United States Court of Appeals for the Ninth Circuit
397 F.2d 82 (1968)
In 1962 the Crummeys created a trust for their four children. A demand provision allowed the children to demand distributions after funds were transferred into the trust each year until December 31. If a child was still a minor or otherwise lacked capacity, a guardian could make the demand on the child’s behalf. At the time, the federal gift-tax annual exclusion was $3,000. On December 15, 1962, the Crummeys deposited $49,550 into the trust. On December 19, 1963, the Crummeys deposited $12,797.81. Each year the Crummeys each claimed four $3,000 exemptions, totaling $24,000. The Commissioner of Internal Revenue (the Commissioner) (defendant) allowed only $3,000 for each parent in 1962 when only one child was over 21, and only $6,000 each in 1963 when two children were over 21. None of the children had made a demand against the trust funds.
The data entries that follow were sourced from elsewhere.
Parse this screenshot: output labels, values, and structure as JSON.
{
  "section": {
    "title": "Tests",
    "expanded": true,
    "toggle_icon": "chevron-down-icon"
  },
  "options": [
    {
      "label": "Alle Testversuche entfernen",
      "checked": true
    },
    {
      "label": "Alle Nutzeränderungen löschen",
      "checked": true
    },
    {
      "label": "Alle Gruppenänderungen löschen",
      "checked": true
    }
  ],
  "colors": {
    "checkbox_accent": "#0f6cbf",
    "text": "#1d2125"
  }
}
The Crummeys supported their children, and the minor children lived at home. No legal guardian had been appointed. The Crummeys petitioned to allow the remaining exemptions for the gifts to the children under 21. The United States Tax Court allowed an additional $3,000 each for 1962 because one child was 18 and had some limited rights under California law, but it denied exemptions for the gifts to children under 18. The Crummeys and the Commissioner cross-appealed.